Can I have a variable number of generic parameters?

You can't. That is a key part of the API. You could, however, do something around the side, such as accepting a Type[] argument. You might also think up some exotic "fluent API / extension method" way of doing it, but to be honest it probably won't be worth it; but something like:

obj.Merge<FirstType>(firstData).Merge<SecondType>(secondData)
     .Merge<ThirdType>(thirdData).Execute<TDestination>(dest);

or with generic type inference:

obj.Merge(firstData).Merge(secondData).Merge(thirdData).Execute(dest);

Each merge step would simple store away the work to do, only accessed by Execute.


It depends on whether you want your objects to be able to merge objects of different types or not.

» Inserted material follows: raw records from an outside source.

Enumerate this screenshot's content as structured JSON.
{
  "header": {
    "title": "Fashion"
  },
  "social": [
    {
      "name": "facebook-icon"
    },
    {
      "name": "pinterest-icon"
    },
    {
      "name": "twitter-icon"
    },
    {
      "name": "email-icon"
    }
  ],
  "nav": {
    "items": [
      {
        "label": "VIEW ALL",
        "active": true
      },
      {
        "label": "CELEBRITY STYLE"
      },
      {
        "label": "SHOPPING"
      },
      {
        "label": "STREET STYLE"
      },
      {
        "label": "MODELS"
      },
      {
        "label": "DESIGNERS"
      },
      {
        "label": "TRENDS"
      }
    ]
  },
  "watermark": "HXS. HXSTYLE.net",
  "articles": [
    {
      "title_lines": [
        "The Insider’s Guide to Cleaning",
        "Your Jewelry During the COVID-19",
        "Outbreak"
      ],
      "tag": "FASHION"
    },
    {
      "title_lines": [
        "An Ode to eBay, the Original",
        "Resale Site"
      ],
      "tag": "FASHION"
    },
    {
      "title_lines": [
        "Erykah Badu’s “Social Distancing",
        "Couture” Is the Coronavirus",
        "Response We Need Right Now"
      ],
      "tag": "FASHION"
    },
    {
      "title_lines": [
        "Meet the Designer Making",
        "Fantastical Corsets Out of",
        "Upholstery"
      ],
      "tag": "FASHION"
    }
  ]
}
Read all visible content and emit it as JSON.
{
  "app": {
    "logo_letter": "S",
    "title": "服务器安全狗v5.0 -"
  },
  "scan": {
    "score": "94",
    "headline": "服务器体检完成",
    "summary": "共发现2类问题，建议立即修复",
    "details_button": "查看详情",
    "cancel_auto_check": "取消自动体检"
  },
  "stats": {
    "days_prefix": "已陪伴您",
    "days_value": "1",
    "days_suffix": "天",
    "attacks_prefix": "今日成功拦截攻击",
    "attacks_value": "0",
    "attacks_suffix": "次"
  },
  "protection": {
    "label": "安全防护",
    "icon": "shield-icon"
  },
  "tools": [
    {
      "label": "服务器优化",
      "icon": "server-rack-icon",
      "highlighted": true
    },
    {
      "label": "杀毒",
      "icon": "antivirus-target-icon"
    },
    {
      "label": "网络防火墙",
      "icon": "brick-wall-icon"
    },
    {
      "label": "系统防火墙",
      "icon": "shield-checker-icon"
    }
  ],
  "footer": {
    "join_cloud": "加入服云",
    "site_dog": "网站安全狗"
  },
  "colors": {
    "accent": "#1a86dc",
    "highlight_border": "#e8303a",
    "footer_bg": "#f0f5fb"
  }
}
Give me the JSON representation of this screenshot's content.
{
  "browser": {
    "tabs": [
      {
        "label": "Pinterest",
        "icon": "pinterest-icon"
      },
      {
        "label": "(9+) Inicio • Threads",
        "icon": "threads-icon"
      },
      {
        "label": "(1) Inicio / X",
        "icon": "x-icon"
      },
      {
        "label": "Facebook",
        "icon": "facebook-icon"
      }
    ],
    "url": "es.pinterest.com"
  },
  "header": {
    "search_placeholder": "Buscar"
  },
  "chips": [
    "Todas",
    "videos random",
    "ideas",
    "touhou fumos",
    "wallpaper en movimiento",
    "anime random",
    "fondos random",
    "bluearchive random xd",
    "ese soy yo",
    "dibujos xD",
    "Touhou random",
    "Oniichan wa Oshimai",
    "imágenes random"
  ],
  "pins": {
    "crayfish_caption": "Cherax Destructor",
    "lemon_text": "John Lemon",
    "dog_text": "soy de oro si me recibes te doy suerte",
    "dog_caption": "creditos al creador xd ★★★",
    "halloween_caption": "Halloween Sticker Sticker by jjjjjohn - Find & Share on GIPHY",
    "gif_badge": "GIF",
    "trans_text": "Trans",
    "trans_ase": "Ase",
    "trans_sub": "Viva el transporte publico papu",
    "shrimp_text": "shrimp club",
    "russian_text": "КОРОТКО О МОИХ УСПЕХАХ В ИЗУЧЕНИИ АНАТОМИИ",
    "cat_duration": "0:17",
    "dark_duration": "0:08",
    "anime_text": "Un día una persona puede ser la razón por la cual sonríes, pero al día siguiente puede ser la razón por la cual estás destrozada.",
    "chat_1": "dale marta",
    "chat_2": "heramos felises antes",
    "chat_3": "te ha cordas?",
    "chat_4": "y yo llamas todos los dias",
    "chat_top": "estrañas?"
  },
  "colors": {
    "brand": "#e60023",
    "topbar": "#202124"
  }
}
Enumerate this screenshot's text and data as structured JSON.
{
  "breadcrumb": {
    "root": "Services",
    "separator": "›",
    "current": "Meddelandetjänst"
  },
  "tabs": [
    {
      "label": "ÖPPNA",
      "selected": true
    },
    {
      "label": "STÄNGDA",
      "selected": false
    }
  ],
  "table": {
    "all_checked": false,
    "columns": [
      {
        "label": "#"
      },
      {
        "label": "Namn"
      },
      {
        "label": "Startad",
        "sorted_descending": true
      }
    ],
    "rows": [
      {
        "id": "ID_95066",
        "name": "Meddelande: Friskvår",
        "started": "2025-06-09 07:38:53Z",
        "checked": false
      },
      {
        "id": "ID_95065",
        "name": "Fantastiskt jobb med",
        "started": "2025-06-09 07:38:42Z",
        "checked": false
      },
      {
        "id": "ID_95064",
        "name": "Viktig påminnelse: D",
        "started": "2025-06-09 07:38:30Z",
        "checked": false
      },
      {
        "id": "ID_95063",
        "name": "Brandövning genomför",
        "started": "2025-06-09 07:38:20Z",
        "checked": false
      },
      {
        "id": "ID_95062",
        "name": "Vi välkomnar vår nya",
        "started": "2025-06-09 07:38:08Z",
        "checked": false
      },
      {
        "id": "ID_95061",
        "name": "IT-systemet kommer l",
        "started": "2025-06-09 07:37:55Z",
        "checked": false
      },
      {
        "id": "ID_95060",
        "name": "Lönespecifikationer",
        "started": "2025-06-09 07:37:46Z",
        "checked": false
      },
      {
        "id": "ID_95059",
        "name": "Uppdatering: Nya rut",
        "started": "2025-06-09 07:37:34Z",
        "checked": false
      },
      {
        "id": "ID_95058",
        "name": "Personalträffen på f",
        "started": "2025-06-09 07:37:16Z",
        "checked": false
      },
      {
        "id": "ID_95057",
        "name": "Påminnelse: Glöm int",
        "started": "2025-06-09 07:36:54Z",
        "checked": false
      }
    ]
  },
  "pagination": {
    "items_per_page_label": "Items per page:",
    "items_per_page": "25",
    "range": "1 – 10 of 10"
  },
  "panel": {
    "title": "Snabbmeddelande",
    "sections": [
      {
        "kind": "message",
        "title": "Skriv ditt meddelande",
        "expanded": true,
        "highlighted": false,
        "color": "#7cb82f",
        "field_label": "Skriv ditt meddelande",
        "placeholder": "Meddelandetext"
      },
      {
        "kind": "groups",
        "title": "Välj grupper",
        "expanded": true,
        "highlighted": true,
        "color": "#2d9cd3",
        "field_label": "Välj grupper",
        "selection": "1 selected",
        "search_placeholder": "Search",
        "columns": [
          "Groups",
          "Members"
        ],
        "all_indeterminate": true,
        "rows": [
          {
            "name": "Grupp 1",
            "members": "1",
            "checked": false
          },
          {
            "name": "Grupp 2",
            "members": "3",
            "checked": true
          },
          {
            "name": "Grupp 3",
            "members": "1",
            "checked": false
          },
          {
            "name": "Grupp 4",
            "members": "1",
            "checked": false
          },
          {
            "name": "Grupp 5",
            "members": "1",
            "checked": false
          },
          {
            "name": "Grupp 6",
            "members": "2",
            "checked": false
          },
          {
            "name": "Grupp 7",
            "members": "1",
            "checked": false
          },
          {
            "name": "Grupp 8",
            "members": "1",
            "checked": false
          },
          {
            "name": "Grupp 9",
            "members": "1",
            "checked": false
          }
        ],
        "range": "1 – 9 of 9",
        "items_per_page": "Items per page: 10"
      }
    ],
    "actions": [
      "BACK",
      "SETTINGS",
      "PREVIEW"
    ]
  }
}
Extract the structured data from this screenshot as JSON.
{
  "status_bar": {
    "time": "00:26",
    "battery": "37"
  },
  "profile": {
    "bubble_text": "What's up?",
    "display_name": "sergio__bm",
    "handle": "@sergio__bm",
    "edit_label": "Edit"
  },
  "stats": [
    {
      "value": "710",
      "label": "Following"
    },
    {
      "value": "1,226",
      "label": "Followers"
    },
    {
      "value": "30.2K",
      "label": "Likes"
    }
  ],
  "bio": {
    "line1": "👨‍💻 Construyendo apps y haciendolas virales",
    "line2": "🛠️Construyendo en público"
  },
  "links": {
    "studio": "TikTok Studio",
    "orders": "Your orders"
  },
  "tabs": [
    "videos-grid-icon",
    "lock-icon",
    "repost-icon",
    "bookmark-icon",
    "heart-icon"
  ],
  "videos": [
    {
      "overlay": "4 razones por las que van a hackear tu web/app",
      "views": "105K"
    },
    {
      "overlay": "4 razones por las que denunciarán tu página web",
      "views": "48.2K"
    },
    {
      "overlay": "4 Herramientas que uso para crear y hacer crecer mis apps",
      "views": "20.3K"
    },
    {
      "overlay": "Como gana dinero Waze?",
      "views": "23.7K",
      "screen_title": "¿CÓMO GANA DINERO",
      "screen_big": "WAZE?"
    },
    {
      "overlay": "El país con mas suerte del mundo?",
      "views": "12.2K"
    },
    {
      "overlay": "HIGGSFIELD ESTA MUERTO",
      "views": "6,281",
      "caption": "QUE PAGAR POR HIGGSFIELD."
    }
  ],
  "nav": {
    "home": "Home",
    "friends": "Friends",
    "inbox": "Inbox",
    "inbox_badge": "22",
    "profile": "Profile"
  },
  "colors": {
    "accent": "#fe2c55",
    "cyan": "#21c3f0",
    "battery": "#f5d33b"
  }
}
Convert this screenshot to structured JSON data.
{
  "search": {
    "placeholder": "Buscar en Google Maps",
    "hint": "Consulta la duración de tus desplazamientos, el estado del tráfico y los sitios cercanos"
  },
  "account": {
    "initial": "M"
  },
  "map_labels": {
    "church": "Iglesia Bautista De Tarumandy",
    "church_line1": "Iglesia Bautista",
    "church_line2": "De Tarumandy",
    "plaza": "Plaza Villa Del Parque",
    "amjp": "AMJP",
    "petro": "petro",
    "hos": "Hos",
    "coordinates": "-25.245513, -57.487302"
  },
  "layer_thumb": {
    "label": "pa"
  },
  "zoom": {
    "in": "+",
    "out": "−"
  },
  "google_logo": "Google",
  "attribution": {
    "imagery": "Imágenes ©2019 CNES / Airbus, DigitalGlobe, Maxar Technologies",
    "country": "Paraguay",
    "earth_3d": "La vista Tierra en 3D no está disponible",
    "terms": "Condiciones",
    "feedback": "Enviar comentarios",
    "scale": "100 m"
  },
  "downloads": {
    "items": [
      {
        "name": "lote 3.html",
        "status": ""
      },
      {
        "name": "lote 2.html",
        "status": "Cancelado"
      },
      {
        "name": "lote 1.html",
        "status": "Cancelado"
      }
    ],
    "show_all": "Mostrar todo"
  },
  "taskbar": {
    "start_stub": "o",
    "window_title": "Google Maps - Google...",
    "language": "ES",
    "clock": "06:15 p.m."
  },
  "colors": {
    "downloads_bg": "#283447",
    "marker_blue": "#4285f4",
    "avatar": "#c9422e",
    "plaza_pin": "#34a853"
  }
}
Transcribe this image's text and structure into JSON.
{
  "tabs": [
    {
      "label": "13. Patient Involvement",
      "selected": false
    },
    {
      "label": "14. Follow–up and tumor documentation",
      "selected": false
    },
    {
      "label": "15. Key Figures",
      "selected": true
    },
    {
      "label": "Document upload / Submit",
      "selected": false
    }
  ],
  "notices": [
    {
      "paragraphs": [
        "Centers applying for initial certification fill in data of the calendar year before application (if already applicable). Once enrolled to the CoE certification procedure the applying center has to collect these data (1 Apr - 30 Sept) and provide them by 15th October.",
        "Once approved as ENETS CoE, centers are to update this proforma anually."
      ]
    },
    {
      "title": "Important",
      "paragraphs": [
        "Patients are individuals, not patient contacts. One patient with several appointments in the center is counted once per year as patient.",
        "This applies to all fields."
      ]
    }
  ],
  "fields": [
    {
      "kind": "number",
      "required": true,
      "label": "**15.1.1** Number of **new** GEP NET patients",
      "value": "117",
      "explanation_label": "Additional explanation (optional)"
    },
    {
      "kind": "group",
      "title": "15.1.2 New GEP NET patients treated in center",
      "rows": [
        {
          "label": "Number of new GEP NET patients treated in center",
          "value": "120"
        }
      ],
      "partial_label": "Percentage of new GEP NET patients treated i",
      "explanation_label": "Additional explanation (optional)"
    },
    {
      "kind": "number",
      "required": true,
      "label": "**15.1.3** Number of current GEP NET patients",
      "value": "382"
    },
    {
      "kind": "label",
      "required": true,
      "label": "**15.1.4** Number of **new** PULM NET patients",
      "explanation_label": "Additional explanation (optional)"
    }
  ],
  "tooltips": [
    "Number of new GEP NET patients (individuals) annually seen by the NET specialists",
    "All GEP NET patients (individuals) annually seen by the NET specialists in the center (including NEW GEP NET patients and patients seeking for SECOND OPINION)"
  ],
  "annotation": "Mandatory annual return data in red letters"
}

For a homogeneous merge, all you need is this:

public interface IMerger<TSource, TDestination> {
    TDestination Merge(IEnumerable<TSource> sources, TDestination destination);
}

For a heterogeneous merge, consider requiring all source types to derive from a common base type:

public interface IMerger<TSourceBase, TDestination> {
    TDestination Merge(IEnumerable<TSourceBase> sources, TDestination destination);
}

I don't see any need for a param array, just pass in the collection of objects.


The params can only be at the end or argument lists and is syntactic sugar for an array:

public interface IMerger<TSources, TDestination>
{
  TDestination Merge(TDestination destination, params TSource[] sources);
}

If you want to allow any type to be used, just use object[] instead of TSource.

Note: MS had this "problem" also when they did the Expression stuff. They came up with a bunch of delegates Action<> and Func<> with different numbers of generic arguments, but each delegate is another type in fact.